Everyone had a great day at the Market on the Square last Saturday. The sun was shining and although it was a little hot later in the day, shoppers packed the aisles and kept farmers and vendors busy throughout. This coming Saturday looks like great weather again and we can expect plenty of watermelons and cantaloupe as well as all of the great grilling vegetables, including zucchini, peppers and eggplant. Corn, heirloom tomatoes, green beans, beets, potatoes, herbs, onions and garlic will all be in good supply, yet greens and lettuces are slim, so you will have to get there early if you so desire.
Although blackberries are pretty well over, we can look forward to fall raspberries in the next few weeks. The peaches and nectarines are slowing down but apples and pears are gaining ground and will lead us well into the fall harvest.
Some of our favorite vendors return this week with bagels, breads, sweets and honey. It is not something you generally think about stocking up on, but some of Illinois’ best local honey can be found at our market at the edge of aisle three. Alternating weekends, Robert Fleming from Monticello and Kevin Miller from Sidney sell their liquid gold in several useful sizes perfect for pairing with apples or pears in a delicious dessert.
Puff Pastry Apple Tarts Glazed with Honey
From Bon Appetit Magazine October 2002
1 sheet frozen puff pastry (half of 17.3-ounce package), thawed
2 7- to 8-ounce apples, peeled, halved, cored, each half very thinly sliced
3 tablespoons sugar
3 tablespoons unsalted butter, melted
4 teaspoons honey
Line two baking sheets with parchment paper. Roll out pastry sheet on lightly floured surface to very thin 18×14-inch rectangle. Using small plate as guide, cut out four 7-inch rounds. Transfer 2 rounds to each prepared sheet; cover and refrigerate at least 30 minutes and up to one day.
Position one rack in top third and one rack in bottom third of oven and preheat to 400¡F. Overlap slices from 1/2 apple on each pastry round, leaving 1/4-inch plain border. Sprinkle apple on each tart with 2 1/4 teaspoons sugar, then drizzle with 2 1/4 teaspoons butter.
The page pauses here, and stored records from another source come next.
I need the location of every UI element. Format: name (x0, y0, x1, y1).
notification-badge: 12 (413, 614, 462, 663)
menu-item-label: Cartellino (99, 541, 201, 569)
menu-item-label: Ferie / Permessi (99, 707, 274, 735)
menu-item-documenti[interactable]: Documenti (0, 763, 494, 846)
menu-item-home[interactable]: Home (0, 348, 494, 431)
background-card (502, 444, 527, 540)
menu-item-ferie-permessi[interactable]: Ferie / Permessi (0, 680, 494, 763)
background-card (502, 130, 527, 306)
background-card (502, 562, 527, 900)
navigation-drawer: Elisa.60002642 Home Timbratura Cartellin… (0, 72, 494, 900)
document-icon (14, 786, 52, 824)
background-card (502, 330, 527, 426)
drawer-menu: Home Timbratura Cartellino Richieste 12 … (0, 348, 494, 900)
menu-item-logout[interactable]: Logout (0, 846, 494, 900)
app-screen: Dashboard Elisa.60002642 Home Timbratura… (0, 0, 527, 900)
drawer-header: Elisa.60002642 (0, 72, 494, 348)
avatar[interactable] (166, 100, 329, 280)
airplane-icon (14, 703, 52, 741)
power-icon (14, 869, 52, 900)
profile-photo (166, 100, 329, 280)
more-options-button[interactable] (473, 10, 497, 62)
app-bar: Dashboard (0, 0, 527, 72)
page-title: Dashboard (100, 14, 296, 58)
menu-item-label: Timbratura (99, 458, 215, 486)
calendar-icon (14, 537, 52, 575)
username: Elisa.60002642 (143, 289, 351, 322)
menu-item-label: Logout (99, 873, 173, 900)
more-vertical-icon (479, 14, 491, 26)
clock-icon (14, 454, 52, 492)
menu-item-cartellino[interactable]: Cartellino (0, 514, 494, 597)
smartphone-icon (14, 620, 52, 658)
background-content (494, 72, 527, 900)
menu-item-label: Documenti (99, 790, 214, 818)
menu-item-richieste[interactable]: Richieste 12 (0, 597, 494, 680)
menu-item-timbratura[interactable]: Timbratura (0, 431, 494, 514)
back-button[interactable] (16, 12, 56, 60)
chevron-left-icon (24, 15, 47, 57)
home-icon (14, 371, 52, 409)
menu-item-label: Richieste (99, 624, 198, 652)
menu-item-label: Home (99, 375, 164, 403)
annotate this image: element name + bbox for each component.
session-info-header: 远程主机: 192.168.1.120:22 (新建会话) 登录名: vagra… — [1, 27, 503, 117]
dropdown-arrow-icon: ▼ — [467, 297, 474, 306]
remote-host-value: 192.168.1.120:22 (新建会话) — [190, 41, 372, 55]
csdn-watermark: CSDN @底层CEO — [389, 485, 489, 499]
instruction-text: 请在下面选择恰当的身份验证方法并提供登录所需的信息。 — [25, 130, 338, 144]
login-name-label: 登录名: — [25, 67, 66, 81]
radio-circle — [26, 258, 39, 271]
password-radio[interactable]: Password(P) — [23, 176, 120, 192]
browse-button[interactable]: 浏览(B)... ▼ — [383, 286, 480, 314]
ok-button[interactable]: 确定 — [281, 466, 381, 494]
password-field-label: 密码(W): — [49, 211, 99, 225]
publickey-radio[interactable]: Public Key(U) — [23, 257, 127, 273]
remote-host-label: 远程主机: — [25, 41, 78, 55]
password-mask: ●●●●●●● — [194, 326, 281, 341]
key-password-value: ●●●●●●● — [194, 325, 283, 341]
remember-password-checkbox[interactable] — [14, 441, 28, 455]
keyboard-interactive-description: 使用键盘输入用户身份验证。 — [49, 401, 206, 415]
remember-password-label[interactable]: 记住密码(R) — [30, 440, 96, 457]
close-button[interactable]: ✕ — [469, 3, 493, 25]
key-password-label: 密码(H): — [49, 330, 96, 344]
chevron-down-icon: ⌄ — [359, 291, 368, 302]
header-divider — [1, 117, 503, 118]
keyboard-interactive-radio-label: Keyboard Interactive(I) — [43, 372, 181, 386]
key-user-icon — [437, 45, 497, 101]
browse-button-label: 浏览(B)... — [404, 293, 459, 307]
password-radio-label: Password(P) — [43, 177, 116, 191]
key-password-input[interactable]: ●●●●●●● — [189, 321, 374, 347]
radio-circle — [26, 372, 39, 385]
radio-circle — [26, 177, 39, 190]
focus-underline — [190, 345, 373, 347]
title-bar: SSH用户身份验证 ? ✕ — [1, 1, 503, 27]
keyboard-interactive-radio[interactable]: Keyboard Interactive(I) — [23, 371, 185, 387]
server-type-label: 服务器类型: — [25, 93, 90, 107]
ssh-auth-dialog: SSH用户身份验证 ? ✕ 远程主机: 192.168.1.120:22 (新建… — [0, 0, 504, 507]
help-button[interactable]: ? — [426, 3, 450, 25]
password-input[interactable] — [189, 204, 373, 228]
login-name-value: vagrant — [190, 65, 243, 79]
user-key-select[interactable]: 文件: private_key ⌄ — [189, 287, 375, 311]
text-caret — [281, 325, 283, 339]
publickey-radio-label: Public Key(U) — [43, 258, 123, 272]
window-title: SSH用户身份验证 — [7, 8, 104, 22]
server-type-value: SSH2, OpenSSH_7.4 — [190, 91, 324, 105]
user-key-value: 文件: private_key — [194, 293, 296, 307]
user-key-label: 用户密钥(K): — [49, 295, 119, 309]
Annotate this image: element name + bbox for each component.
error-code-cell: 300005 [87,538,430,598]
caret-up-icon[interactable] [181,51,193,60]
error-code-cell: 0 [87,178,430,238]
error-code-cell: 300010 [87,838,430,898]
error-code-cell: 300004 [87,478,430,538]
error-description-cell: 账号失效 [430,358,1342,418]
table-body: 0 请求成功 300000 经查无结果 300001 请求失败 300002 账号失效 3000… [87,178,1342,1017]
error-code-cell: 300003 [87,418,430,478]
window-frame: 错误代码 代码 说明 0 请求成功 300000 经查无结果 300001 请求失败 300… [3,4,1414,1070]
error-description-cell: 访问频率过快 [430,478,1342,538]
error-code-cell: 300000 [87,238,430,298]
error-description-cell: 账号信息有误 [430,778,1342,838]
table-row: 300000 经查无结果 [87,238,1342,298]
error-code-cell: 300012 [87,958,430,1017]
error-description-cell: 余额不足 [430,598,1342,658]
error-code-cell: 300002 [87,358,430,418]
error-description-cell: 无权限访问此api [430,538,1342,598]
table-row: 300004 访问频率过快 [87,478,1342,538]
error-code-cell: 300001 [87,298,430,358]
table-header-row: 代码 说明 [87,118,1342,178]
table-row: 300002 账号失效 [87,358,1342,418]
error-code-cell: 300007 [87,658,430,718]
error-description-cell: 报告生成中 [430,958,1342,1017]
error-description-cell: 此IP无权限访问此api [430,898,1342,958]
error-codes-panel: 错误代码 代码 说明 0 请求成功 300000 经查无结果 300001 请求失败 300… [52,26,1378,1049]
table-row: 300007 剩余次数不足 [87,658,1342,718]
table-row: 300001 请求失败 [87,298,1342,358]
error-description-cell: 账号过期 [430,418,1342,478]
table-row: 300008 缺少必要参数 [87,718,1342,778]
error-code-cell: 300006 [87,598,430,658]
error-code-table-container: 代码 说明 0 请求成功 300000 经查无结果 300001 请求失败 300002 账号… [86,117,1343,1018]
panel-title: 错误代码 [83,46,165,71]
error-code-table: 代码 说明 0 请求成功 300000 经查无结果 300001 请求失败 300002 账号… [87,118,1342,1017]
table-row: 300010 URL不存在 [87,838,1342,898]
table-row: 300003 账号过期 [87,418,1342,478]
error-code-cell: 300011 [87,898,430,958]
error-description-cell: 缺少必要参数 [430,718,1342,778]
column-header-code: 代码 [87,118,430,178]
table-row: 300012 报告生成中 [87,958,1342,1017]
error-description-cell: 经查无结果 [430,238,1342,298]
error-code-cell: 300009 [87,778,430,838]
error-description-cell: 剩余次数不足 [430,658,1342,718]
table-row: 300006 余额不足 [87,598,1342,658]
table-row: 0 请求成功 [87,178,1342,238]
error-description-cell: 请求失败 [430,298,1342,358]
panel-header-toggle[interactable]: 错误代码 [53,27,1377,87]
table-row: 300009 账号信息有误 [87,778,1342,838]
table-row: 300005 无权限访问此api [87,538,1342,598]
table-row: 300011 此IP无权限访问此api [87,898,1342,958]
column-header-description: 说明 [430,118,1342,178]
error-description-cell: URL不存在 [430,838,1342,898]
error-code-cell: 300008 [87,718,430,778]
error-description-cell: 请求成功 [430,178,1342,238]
Bake tarts until pastry is golden and apples are tender, about 25 minutes. Drizzle each tart with one teaspoon honey. Transfer tarts to racks; cool 10 minutes. Serve warm or at room temperature.
The Market on the Square runs every Saturday from 7 a.m. – noon, rain or shine now through November 8th. It is located in the parking lot of Urbana Square Mall on the corners of Vine and Illinois Streets.